Итан уложил меня в кровать, укрыл новым одеялом и клянусь, если это все происходило в моем воспалённом наркотиками мозгу, то это было лучшее из всех моих видений- он поцеловал меня в лоб. И столько заботы, тепла и ласки я почувствовал в этом поцелуе, что готов был без сожалений умереть в ту самую секунду, ведь о большем я даже не смел позволить себе мечтать.
Знаешь, может это так и осталось бы для меня сном, несбыточным тайным желанием, невинным с одной, и ужасно порочным с другой, порывом ласки к другому мужчине, но придя в себя я обнаружил, что мои волосы аккуратно подстрижены, а лоб горит огненной печатью в месте, куда касались его губы.
Глава 13
Долгие недели слабым щенком лежал я дома.
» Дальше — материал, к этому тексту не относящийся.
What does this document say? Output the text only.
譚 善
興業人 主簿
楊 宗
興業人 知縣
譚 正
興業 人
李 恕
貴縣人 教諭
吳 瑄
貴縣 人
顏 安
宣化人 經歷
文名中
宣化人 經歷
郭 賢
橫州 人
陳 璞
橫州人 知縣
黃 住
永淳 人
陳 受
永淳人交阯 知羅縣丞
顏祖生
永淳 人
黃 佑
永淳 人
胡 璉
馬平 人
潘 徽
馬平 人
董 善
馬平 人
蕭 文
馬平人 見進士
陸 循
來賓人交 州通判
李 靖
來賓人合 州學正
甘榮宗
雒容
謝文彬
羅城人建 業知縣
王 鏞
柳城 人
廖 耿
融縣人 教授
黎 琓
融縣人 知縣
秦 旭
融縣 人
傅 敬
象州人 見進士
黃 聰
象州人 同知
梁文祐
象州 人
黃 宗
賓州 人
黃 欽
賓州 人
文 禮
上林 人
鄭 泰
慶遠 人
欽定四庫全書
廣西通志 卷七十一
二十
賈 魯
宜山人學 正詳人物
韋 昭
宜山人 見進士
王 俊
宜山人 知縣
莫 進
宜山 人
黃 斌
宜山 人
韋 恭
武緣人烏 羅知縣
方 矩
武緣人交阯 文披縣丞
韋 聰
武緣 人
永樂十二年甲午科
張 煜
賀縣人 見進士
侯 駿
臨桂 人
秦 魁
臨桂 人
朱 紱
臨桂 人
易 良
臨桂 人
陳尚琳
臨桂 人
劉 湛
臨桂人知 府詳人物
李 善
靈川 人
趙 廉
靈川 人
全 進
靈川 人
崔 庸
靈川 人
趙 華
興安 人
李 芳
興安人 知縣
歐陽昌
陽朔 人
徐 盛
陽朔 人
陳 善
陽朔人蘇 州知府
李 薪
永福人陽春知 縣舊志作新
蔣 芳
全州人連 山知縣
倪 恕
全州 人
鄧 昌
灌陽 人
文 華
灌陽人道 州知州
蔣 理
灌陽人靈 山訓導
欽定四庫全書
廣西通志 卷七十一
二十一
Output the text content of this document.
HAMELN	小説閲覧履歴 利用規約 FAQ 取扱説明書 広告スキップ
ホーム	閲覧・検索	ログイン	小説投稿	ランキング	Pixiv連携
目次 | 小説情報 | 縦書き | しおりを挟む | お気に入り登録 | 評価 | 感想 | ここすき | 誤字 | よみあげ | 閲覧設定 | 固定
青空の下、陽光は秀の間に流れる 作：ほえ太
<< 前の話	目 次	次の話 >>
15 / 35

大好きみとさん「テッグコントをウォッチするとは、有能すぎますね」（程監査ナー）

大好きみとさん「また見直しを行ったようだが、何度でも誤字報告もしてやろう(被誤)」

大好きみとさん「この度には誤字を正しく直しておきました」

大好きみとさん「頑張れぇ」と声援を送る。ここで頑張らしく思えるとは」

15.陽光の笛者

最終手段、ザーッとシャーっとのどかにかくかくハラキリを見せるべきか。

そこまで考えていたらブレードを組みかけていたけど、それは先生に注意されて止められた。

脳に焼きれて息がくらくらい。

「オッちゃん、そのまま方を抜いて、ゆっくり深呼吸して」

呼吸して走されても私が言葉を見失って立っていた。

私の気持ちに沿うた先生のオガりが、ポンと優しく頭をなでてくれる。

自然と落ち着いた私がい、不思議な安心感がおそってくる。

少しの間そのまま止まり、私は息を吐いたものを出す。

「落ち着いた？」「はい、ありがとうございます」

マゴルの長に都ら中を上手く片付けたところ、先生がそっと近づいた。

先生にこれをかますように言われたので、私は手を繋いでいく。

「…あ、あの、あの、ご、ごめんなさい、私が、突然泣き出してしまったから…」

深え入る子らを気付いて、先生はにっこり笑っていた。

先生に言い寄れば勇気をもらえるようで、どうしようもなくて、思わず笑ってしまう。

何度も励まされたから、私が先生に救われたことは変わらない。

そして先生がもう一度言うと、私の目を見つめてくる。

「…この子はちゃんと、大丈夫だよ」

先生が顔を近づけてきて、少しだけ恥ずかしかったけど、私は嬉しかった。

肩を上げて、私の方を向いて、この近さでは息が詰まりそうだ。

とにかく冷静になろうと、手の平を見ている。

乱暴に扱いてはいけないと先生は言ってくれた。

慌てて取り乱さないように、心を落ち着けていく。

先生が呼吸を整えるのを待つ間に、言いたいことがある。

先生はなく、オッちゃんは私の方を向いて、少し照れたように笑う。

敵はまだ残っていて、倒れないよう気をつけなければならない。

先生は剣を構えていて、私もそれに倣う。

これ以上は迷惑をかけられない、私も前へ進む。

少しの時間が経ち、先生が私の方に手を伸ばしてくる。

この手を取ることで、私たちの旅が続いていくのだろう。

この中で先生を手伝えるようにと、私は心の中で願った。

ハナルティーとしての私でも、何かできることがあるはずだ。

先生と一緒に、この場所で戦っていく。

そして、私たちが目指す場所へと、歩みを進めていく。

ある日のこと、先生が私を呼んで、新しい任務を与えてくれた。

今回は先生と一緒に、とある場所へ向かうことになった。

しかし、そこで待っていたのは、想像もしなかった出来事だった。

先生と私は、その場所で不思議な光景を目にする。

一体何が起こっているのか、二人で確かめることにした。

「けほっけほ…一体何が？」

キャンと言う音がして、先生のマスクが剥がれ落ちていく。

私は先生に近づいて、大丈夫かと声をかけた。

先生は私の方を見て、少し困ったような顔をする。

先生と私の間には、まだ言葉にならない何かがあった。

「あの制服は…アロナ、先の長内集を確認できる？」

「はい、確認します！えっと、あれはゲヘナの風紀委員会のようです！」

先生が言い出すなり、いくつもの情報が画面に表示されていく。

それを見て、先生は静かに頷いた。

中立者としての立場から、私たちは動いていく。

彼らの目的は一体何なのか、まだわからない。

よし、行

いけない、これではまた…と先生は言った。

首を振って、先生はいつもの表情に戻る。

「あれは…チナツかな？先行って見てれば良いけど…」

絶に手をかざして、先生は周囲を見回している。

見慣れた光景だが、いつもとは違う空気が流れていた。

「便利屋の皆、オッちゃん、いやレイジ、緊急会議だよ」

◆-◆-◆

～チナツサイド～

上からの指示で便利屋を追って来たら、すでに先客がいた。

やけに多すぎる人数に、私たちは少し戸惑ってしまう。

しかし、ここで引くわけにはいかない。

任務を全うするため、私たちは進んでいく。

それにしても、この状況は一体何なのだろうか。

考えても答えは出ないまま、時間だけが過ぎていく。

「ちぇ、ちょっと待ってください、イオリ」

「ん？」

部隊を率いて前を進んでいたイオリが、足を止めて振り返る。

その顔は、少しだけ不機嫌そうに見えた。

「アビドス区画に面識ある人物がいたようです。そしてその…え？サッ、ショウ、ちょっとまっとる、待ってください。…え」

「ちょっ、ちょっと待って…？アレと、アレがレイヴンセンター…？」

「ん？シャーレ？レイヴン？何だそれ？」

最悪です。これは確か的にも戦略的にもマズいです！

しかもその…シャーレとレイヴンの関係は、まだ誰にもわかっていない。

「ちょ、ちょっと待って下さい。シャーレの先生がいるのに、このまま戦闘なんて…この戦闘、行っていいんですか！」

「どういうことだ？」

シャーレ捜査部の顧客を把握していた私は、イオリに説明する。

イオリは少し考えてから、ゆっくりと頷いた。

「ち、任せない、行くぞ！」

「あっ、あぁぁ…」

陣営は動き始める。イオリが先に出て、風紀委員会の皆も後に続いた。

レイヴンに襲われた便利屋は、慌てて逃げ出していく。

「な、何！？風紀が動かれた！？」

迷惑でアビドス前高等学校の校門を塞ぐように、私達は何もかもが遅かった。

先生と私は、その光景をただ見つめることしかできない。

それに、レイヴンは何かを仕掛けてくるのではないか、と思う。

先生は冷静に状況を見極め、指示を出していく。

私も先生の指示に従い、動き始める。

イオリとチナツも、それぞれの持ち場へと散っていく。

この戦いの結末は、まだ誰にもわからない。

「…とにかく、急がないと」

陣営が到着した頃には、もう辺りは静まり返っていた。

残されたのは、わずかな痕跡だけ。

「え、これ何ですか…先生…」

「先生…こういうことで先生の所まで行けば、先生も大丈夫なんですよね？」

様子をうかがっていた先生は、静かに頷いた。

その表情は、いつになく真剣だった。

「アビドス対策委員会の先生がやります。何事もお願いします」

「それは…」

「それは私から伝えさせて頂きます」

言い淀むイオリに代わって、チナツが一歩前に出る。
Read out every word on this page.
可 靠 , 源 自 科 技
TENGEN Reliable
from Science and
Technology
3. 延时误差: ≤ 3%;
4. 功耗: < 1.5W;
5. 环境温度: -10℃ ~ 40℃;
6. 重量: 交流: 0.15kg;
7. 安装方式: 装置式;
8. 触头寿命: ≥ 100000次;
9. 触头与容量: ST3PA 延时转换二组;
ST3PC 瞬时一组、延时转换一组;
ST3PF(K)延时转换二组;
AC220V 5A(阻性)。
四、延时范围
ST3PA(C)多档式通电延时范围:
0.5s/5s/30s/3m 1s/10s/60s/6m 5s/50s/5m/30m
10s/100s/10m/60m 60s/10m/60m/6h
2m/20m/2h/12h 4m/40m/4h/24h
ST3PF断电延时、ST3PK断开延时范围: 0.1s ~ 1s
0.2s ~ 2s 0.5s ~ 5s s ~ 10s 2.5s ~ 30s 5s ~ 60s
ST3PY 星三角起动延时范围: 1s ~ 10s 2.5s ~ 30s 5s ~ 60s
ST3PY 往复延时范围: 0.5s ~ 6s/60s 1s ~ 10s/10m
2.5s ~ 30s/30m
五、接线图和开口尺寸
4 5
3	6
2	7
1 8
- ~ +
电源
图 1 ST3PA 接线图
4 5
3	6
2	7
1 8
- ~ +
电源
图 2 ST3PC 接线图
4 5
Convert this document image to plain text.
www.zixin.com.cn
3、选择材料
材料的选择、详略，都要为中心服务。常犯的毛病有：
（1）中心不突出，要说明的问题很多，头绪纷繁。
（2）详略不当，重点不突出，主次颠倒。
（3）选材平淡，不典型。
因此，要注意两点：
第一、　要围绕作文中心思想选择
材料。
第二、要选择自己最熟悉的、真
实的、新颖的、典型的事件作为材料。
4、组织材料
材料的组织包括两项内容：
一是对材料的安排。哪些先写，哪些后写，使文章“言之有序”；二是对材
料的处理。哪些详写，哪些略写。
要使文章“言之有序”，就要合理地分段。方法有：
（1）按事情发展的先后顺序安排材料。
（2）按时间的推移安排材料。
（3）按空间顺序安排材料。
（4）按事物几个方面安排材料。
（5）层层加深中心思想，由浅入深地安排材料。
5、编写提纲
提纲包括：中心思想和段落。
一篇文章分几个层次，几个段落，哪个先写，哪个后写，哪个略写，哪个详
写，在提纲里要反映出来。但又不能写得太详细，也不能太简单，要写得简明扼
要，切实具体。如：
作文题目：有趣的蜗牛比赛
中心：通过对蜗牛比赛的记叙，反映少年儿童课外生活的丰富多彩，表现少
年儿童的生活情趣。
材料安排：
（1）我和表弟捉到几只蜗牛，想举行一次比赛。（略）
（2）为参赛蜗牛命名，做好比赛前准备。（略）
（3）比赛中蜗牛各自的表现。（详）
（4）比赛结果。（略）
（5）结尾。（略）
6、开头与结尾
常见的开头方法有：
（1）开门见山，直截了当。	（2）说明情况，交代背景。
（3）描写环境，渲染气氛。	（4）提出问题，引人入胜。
Учился есть заново – настолько сильно измотали меня наркотики, учился заново держать ложку и готовить яичницы. Помнишь, я жарил хлеб с яйцами и получался вкусный сытный тост, который мы ели, запивая кофе.
Итан перестал приводить кого либо домой, но постоянно пропадал в баре и приходил домой под утро, принося с собой запах женских духов и следы от поцелуев. Он запретил мне выходить из квартиры, запер двери балкона на ключ, который куда- то спрятал.